Dans les mairies, des registres ont été ouverts pour récolter les signatures de ceux qui n'ont pas accès à Internet. «Nous avons évidemment signé dans les premiers. Les gens peuvent signer dans les quartiers», souligne la maire de Lille, Martine Aubry. Alors que certains partisans du RIP réclament une campagne d'information sur les chaînes de la télévision publique, la maire de Lille sourit : «Il ne faut quand même pas demander au gouvernement de se tirer une balle dans le pied. C'est à nous de faire le travail militant et on le fait !»
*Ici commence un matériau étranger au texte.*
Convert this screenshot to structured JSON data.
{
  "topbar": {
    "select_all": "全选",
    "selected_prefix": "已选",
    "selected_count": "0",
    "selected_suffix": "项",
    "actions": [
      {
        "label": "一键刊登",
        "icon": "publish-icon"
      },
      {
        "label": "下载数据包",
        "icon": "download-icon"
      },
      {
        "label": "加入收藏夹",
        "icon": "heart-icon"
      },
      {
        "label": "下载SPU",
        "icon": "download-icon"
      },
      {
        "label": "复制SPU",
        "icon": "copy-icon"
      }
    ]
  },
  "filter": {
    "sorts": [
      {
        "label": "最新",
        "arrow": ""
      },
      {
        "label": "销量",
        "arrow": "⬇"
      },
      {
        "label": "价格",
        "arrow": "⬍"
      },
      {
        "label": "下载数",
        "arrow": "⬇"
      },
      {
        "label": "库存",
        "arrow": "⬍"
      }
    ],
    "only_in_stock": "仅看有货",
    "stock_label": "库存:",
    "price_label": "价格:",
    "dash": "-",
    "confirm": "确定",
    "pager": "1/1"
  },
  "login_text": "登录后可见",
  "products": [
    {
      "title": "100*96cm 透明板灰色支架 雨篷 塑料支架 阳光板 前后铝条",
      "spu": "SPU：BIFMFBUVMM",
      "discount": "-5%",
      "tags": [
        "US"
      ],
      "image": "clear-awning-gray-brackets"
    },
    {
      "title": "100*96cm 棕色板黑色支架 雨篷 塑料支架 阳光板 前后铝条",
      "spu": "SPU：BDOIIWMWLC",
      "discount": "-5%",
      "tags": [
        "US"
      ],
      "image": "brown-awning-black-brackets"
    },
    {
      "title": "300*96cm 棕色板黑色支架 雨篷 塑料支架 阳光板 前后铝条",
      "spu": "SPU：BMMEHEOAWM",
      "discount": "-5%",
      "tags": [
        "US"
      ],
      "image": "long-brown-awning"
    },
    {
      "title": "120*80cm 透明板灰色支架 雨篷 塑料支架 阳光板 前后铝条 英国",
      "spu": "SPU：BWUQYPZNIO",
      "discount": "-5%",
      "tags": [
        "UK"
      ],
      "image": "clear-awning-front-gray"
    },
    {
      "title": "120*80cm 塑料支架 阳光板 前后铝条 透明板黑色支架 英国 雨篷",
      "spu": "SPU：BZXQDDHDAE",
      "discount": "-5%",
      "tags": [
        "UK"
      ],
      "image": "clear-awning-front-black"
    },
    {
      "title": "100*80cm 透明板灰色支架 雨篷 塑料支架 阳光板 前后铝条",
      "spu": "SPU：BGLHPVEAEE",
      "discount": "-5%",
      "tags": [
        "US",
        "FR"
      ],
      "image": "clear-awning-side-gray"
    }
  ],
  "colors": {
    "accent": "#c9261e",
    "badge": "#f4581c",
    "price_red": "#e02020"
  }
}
La semaine dernière, une délégation représentant les 248 parlementaires à l'initiative du RIP a quand même été reçue au Conseil supérieur de l'audiovisuel pour protester contre le manque d'information aux citoyens. «Le CSA nous renvoie au gouvernement. C'était plutôt un rendez-vous de politesse», décrypte après coup François Pupponi député Libertés et Territoires (groupe qui rassemble divers députés centristes) du Val-d'Oise. «Le CSA s'est abrité derrière la loi. Il estime qu'il n'a pas de devoir d'information particulier pour le RIP», déplore François Cornut-Gentille, député Les Républicains de Haute-Marne. Dans un communiqué après la rencontre, le CSA a expliqué qu'il appartenait «aux médias audiovisuels, publics ou privés de déterminer librement les modalités d'information des citoyens, dans le respect des règles de pluralisme et d'honnêteté de l'information en vigueur». Statu quo, donc.

«Minimum syndical»

Le même jour, des parlementaires étaient reçus par Christophe Castaner. Au menu : le bilan du fonctionnement du site internet de recueil des soutiens et le déroulement de la campagne. Même s'il note de légères améliorations du site internet, le LR Cornut-Gentille estime que de nombreux dysfonctionnements persistent : «Il y a des personnes qui ne trouvent pas leur ville. […] Ils se sont engagés à ce que le numéro Insee ne soit plus demandé. Nous aimerions savoir combien de personnes décrochent pendant leur tentative d'inscription pour avoir une idée du nombre de bugs.» Au ministère de l'Intérieur, on reconnaît sans trop de problèmes que l'outil n'est ni attrayant ni moderne. Boris Vallaud abonde : «Nous avons réitéré notre demande d'avoir un décompte plus régulier que le décompte mensuel pour l'instant proposé. Nous avons obtenu que le ministre interroge le Premier ministre pour savoir si les moyens du Service d'information du gouvernement (SIG) peuvent être mobilisés afin que des messages à but informatif sur ce droit civique puissent être diffusés.» Pour Eric Coquerel, il y a «un problème de loi au départ». Le député La France insoumise milite pour l'anonymat des signatures : «Si vous travaillez chez ADP, vous ne souhaiterez pas que votre nom figure dans la liste des signataires.» Après ce rendez-vous, le ministre de l'Intérieur s'est engagé à demander aux préfets d'écrire à tous les maires afin qu'ils puissent informer leurs administrés de l'existence du RIP et que l'information figure sur les sites internet des préfectures. Les partisans du RIP sur ADP souhaitent également que l'ensemble des consulats soient saisis pour recueillir les signatures des 1,82 million de Français enregistrés à l'étranger.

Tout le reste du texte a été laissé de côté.